New office taking shape

Brown, Tyler to lead team to recruit, set O'Malley's agenda


November 10, 2006|By John Fritze | John Fritze,Sun reporter

In the first step toward shaping his new administration, Gov.-elect Martin O'Malley announced yesterday that two of his closest allies - including his running mate - will lead a transition team to attract and review resumes and develop a legislative agenda for his first year in office.

Lt. Gov.-elect Anthony G. Brown will chair the transition committee, which could ultimately include 12 to 15 members, and City Solicitor Ralph S. Tyler, as executive director, will handle the day-to-day operations of the transition.

"We are looking forward to a very broadly inclusive transition effort that will reflect the diversity of our state," O'Malley said yesterday at City Hall. "What we are going to be doing over the course of these next weeks is recruiting the best people we can possibly find to serve the best interests of all Marylanders."

O'Malley, who won the election Tuesday with more than 53 percent of the vote, offered few specifics of who will be on the transition team or who will receive positions in his administration. He did announce the creation of an Internet site - www.marylandtransition .com - through which candidates may send resumes.

Other members of the transition team will be named in the next week or two, O'Malley said.

A key theme of O'Malley's platform was hiring competent and professional state employees, a theme that was directed, in large part, at the state's Public Service Commission. The only personnel shift that O'Malley did confirm was hardly a surprise - that PSC Chairman Kenneth D. Schisler, a longtime O'Malley target, will be out.

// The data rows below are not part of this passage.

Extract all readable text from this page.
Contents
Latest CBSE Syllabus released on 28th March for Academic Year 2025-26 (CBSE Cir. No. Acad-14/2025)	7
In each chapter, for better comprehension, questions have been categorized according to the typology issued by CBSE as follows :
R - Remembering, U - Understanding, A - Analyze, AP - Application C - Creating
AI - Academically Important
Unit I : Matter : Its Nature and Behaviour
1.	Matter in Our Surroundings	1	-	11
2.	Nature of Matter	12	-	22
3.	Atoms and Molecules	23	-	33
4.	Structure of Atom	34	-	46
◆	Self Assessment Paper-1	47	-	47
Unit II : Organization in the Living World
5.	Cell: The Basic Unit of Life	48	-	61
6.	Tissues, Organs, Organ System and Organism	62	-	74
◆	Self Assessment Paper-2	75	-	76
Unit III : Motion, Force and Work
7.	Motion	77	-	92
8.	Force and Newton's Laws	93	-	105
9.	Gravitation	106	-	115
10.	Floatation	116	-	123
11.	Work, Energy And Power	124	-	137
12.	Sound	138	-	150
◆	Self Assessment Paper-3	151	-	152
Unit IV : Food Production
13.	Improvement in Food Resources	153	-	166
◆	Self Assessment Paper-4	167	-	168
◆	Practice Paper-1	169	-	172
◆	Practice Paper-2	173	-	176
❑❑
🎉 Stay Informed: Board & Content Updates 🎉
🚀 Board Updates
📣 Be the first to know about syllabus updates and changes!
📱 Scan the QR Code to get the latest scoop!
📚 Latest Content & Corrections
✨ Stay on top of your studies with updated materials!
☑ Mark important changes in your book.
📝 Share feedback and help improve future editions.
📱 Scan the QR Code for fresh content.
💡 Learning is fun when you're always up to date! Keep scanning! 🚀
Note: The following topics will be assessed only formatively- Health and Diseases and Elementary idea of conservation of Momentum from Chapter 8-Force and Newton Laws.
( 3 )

The PSC became a campaign issue this year when Baltimore Gas and Electric Co. - which for years was required to cap the price of electricity - proposed a 72 percent rate increase. The regulatory body approved the increase, which led to a special session of the General Assembly.

Tyler, who has been with O'Malley for more than two years, is a former Maryland deputy attorney general who led the legal effort to stop the rate increase. Many believe Tyler, a key aide to O'Malley's city administration, will be offered a top position in Annapolis.

"What I'm going to do is everything I can to help the lieutenant governor-elect to build the strongest possible government for the O'Malley-Brown administration," Tyler said yesterday.

O'Malley denied that his administration would necessarily replace Republican staff hired by Gov. Robert L. Ehrlich Jr. Democrats in the General Assembly accused Ehrlich of firing employees based on political affiliations and created a committee to investigate his personnel practices. The committee released its report a month before the election.

Ehrlich Chief of Staff James C. "Chip" DiPaula Jr., who is heading the transition for the governor, said he has spoken with Brown and pledged to be fully cooperative with the incoming administration on the budget and other matters.

"We want to help them get off to a strong start," DiPaula said.

Asked repeatedly about the fate of state schools Superintendent Nancy S. Grasmick, O'Malley demurred. Asked whether he had spoken with Grasmick, he said: "I haven't had any conversations with her for about a year and a half."

The two have tussled, especially this year. The governor, however, does not directly appoint the superintendent. The state school board names that position, and the governor appoints the board.

In addition to naming individuals to the state's top positions, the transition team will also develop the framework of a legislative agenda.

"This is the beginning of a real opportunity to begin assembling the O'Malley-Brown administration as we search for the most competent and capable men and women," Brown said.

Sun reporter Andrew A. Green contributed to this article.